The soundex similarity is higher for a pair of strings that sound similar in the english language:

$synonym({"SoundexSimilarity":2}, ["roast"], ["ghost", "boast", "hello"])
[
  {
    "synonym": "ghost",
    "term": "roast",
    "algotithm": "SoundexSimilarity",
    "value": 3
  },
  {
    "synonym": "boast",
    "term": "roast",
    "algotithm": "SoundexSimilarity",
    "value": 3
  }
]

Note that the pair "roast" and "hello" do not sound alike and, therefore, is not included.

The Levenshtein Distance calculates the minimal number of edits that is required to transform one string into the other. The smaller this number, the more similar the strings are. This is a good metric to match strings despite typos. Compared to apple, apples is included with a limit of 1, appl is too different and is not included.

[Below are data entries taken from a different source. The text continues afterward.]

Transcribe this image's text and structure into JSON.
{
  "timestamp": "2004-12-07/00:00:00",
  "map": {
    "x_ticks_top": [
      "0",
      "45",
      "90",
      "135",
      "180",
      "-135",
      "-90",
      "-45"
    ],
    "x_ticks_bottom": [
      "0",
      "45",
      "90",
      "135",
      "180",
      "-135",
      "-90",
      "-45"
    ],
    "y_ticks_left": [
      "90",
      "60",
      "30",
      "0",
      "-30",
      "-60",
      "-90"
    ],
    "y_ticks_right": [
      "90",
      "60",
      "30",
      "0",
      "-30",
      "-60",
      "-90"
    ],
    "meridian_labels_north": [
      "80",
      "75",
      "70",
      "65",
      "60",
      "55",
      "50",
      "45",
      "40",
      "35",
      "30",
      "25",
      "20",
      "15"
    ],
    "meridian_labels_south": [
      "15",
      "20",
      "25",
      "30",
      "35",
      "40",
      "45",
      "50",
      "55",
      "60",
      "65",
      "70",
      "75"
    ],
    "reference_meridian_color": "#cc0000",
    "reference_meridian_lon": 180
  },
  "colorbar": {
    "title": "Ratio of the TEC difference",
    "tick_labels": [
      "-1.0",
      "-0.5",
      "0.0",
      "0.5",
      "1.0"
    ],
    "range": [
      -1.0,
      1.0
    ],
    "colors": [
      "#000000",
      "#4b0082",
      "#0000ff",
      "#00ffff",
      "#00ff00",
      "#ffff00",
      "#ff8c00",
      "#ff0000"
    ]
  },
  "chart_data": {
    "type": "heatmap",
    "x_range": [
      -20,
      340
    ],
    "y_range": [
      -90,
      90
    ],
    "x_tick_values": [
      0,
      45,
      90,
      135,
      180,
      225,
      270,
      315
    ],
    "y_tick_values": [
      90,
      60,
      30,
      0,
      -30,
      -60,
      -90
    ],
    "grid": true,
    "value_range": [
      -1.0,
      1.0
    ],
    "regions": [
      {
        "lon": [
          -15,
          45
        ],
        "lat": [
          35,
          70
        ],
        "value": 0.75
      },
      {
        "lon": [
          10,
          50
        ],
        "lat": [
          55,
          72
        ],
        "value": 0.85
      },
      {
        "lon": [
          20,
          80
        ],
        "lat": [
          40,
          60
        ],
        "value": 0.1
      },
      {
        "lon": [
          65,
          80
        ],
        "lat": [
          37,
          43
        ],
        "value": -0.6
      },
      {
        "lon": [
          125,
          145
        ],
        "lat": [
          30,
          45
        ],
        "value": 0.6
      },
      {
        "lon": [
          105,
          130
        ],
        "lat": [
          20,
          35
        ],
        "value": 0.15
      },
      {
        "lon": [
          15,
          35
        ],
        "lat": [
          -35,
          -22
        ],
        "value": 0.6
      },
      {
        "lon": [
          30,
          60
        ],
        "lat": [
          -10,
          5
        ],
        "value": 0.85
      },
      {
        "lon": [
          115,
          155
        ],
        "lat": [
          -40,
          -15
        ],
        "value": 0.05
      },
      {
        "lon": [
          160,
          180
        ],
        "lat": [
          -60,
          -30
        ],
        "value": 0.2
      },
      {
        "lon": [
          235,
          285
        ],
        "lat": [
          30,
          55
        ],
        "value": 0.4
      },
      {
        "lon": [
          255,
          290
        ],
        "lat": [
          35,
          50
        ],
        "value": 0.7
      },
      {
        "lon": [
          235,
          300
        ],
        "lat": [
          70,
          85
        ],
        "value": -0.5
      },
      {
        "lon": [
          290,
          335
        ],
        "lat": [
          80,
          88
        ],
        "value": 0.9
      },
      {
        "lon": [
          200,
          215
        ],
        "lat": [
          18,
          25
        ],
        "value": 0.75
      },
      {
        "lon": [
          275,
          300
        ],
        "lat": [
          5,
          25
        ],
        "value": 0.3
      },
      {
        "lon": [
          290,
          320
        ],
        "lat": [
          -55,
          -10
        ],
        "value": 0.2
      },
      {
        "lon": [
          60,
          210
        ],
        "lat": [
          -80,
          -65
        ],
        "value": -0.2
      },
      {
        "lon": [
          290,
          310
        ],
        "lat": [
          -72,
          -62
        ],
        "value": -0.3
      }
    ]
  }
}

$synonym({"LevenshteinDistance": 1}, ["apple"], ["apples", "appl"])
[
  {
    "synonym": "apples",
    "term": "apple",
    "algotithm": "LevenshteinDistance",
    "value": 1
  },
  {
    "synonym": "appl",
    "term": "apple",
    "algotithm": "LevenshteinDistance",
    "value": 1
  }
]

Document to Text

In order to include PDF and Word documents into your AI / ML and Low Code processes, it is crucial to be able to convert these assets into plain text. This functionality is available in the Dasjoin NLP container. You can run it as follows:

docker run -p 8081:8081 dashjoin/nlp

The container offers a conversion service that can be called as follows:

curl -X 'POST' \
  'http://localhost:8081/function/run/doc2text' \
  -H 'accept: application/json' \
  -H 'Content-Type: application/json' \
  -d '"https://pdfobject.com/pdf/sample.pdf"'

This example passes a URL to a PDF document. In turn, the extracted text is returned.

If the document is not available directly via a public URL, you can obtain it via some other means and pass it via a data URL as follows:

curl -X 'POST' \
  'http://localhost:8081/function/run/doc2text' \
  -H 'accept: application/json' \
  -H 'Content-Type: application/json' \
  -d '"data:application/pdf;base64,PGh0bWw+PHA+bXkgdGl0bGU8L3A+PC9odG1sPg=="'

Note that the data URL has the prefix: data:application/pdf;base64, The following data is a base 64 encoded HTML page.

In order to send a document from your upload folder, you can use the following JSONata code:

$curl("POST", "http://localhost:8081/function/run/doc2text", "data:application/pdf;base64," & $openText("file:upload/test.html", "BASE_64"))

The document is loaded via the openText function using base64 encoding. The data URL prefix is appended and fed into the curl command.